Wednesday, August 28, 2013

Latest assingments

Well, in lieu of having a life just at the moment, I've been catching up on some of the places I wanted to visit and record for posterity. Thought I'd share some of the recent video for the amusement of anyone for whom that kindles a spark. :)

The first three here are of the old Bayview Avenue bridge near Bayview's one-time intersection with Lawrence Avenue down in the valley. I'm not sure when this bridge was built; probably at the end of the 19th century; but it was superseded by the adjacent and much more impressive current Bayview Avenue bridge just to the west, which was built in 1929 (and then twin-spanned in the early 60s). Presumably 1929 was the year this bridge went off the road grid... though every so often, restorative work to its successor breathes new life and purpose into this old bridge, and that's what's going on right now. So all the crap and weed growth and erosion ruts have been, at least for the moment, cleared away, and I wanted to get some shots of this bridge more like how it would have looked in its glory days a century ago... and here's the video.









Now, below is the old Major Mackenzie Drive bridge (technically the Humber Bridge Trail bridge now). I'm not sure just when they diverted Major Mack down the big sweep it now makes to the south, but aerial photos show this was still the route in the mid-50s, and probably was till the late 1960s. You'll see it's a dead end now once you cross the bridge, but the road used to creep up the hill, make a sharp turn, and come up at the top to recover its straight route. I tried hiking that yesterday and only made it to the sharp turn... after that, it's just too overgrown and eroded... just a V-shaped, fallen-tree-strewn remnant of whatever road it once was. But, the bridge is still there, still serves a home on the far side of the Humber, and the plans are to refurbish it soon.



Below is the Wiley bow arch bridge on Gorewood Drive, or what used to be Gorewood Drive. It's now closed to traffic but the bridge still serves as a pedestrian crossing of the Humber; this is now a conservation area. The bridge is, to my eye, in really good shape; only a few places are really in need of restoration efforts. Strange that this bridge has been out of service for decades, while the much more decayed old Major Mack bridge is still in use.

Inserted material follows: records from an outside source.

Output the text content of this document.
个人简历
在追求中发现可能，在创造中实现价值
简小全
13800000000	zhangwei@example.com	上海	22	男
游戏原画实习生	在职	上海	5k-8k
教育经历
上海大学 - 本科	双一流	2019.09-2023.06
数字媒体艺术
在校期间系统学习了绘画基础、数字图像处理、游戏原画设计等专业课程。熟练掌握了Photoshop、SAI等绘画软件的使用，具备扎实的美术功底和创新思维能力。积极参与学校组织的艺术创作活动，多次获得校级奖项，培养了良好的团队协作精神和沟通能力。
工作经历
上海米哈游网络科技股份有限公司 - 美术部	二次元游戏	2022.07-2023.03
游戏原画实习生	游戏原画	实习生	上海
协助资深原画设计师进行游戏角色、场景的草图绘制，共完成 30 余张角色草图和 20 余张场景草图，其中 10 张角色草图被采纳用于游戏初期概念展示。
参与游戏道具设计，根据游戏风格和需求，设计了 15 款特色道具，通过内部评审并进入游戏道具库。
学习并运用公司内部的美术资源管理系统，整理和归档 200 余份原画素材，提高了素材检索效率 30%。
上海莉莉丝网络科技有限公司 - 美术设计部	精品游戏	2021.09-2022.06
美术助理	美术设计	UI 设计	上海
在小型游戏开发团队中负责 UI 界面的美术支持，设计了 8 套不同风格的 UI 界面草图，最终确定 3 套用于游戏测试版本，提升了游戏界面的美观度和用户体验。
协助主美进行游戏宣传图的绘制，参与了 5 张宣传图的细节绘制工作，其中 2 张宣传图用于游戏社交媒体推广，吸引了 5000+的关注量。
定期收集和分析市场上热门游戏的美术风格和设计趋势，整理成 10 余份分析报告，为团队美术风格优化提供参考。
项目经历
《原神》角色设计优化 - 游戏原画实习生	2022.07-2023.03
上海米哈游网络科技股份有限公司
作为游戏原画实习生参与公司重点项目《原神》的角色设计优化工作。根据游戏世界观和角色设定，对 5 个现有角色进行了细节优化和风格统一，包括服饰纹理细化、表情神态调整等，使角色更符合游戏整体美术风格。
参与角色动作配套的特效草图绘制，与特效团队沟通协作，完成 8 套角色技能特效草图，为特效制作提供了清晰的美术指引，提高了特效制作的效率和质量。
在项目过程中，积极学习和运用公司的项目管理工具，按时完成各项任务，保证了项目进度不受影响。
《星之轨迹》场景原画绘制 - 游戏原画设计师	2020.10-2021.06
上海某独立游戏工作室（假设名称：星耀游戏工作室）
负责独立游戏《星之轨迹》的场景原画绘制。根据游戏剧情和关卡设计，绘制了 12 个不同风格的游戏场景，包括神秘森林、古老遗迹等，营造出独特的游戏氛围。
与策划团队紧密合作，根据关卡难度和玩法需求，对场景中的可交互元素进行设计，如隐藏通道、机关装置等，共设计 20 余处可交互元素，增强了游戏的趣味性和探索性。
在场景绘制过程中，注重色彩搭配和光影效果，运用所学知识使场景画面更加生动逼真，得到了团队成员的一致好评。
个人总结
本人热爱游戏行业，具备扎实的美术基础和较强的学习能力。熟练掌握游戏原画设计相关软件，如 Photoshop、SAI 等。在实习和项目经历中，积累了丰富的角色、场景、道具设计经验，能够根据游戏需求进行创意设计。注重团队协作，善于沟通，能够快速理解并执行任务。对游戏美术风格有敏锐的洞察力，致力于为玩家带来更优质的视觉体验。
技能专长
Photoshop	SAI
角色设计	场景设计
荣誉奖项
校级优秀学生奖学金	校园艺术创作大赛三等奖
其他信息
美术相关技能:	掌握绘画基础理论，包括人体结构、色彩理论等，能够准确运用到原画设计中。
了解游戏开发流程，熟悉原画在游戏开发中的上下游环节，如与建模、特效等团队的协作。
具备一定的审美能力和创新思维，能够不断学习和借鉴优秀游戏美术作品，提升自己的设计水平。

Finally, just for the hell of it, here's a timelapse video I made just before I moved a couple of years ago. I'm particularly fond of this because it's not just a video I sped up. It's actually several thousand photographs taken automatically by my Rebel XT every second or two. The blur effects are thanks to my using a neutral density filter to enable me to prolong the exposures to roughly half a second without blowing out the photos. So, you dump them all together in Premiere, add a little mood music, and voila... a high-speed trip through the northwest end of town. :)



2 comments:

Neil_L said...

I am trying to locate the old Bayview Avenue bridge in a Google Earth aerial view. Are a number of the Panoramio photos misplaced or is the structure completely invisible from the air? Is the bridge the spidery, diagonal line on this Google Map that joins the unused end of Lawrence Ave to the letter "y" in the word Bayview?

http://goo.gl/maps/a62K6

Thanks, and I really like the sense of "being there" that the video brings.

Neil_L said...

Think I just answered my own question by viewing the third video. The modern Bayview bridge over the Don is visible partway through the video and makes it look as if the abandoned bridge runs parallel to the modern one. That means that some of the photos in Google earth are misplaced and that the old bridge is not visible aerially.